'No way to prevent this,' says only package manager where this regularly happens

Original Article ↗ Hacker News Discussion ↗

Satire & framing

  • Thread recognizes the title as a riff on The Onion’s “No Way to Prevent This…” series; some find it funny, others think applying the meme to security is in poor taste.
  • Several note this specific post closely resembles earlier similar parodies.

NPM vs other ecosystems

  • Many argue npm is uniquely bad due to postinstall scripts, lack of namespaces, and its culture, but others stress that PyPI, RubyGems, xz-utils, etc. show every ecosystem is vulnerable.
  • Some say Go/Rust are not inherently safer; they just have smaller or newer ecosystems and fewer dependencies.
  • Debate over whether Rust/cargo and Go modules are better: they also allow arbitrary code at build time (Rust build.rs, Go tooling), so the attack pattern exists there too.

Ecosystem & cultural factors

  • JavaScript criticized for:
    • Tiny standard library leading to heavy dependency use.
    • Culture of many small packages and frequent updates.
    • Large population of less-experienced developers and “move fast” norms.
  • Others point out Python has a robust stdlib yet still suffers, so stdlib size isn’t a complete explanation.
  • Complaints that core package infrastructure is underfunded relative to its importance.

Technical risk factors

  • High-risk features: npm postinstall scripts, unsandboxed build scripts/macros, access to CI secrets, lack of strict namespacing, range-based versioning, and huge transitive dependency graphs.
  • Lockfiles and pinning are seen as crucial; Python’s historic lack of a standardized lockfile is criticized.

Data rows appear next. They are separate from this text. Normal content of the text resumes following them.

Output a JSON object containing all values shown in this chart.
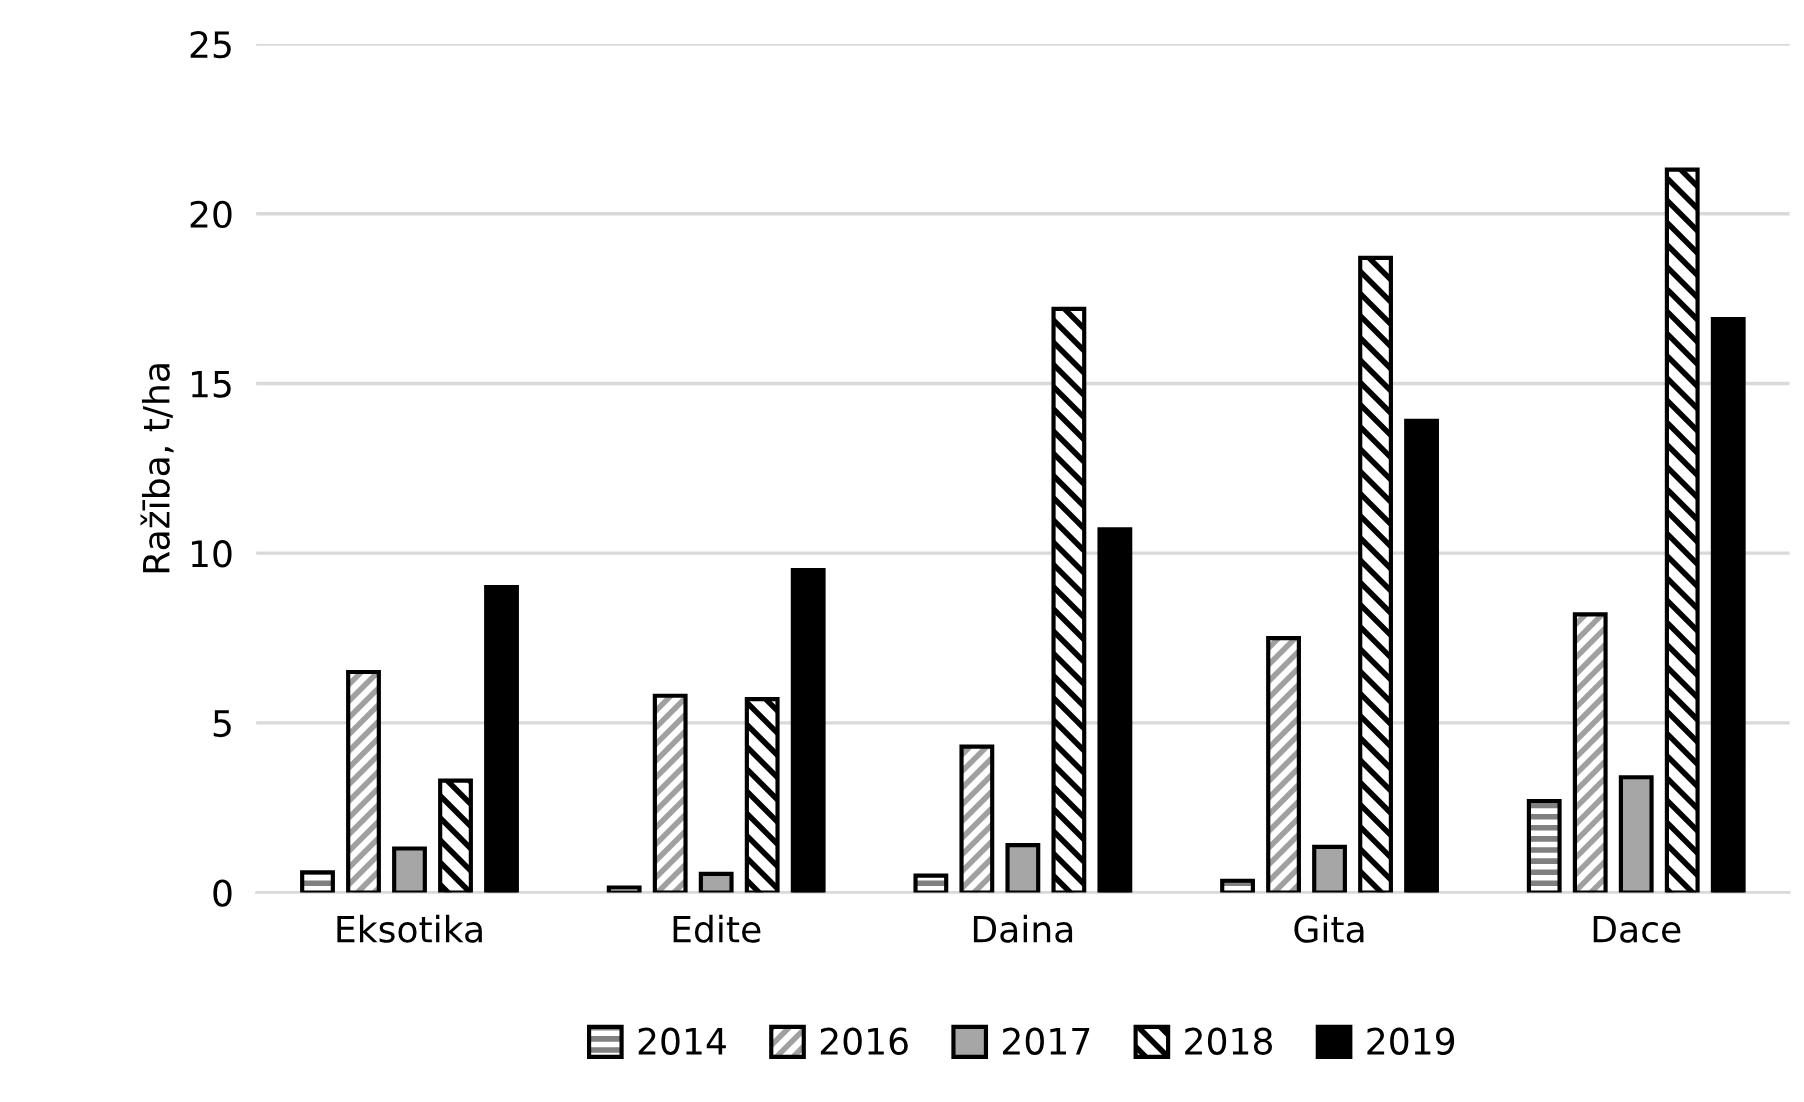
{
  "chart_data": {
    "type": "bar",
    "ylabel": "Ražība, t/ha",
    "categories": [
      "Eksotika",
      "Edite",
      "Daina",
      "Gita",
      "Dace"
    ],
    "series": [
      {
        "name": "2014",
        "color": "#000000",
        "values": [
          0.6,
          0.15,
          0.5,
          0.35,
          2.7
        ]
      },
      {
        "name": "2016",
        "color": "#000000",
        "values": [
          6.5,
          5.8,
          4.3,
          7.5,
          8.2
        ]
      },
      {
        "name": "2017",
        "color": "#a6a6a6",
        "values": [
          1.3,
          0.55,
          1.4,
          1.35,
          3.4
        ]
      },
      {
        "name": "2018",
        "color": "#000000",
        "values": [
          3.3,
          5.7,
          17.2,
          18.7,
          21.3
        ]
      },
      {
        "name": "2019",
        "color": "#000000",
        "values": [
          9.0,
          9.5,
          10.7,
          13.9,
          16.9
        ]
      }
    ],
    "ylim": [
      0,
      25
    ],
    "yticks": [
      0,
      5,
      10,
      15,
      20,
      25
    ],
    "grid": "y",
    "legend": "bottom"
  }
}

Defensive strategies discussed

  • Use alternative JS package managers (pnpm, yarn, etc.), or even avoid npm/third-party deps where possible.
  • Cooldowns: delay installing very new releases by 1–7 days; claimed to have mitigated recent npm worms, but others say it only shifts attacks in time and relies on external scanners/maintainers to notice issues.
  • Namespaces tied to domain ownership (as in Maven Central) and immutable releases are praised, but domain cost and transfer are concerns.
  • Suggestions include: reproducible builds and signed attestations, private or proxied registries, nix sandboxes, vendorizing via git submodules/subtrees, company-wide “safe configs,” and global controls over postinstall execution.
  • Some see postinstall removal as essential; others call it a red herring because malicious code can run on import or at runtime anyway.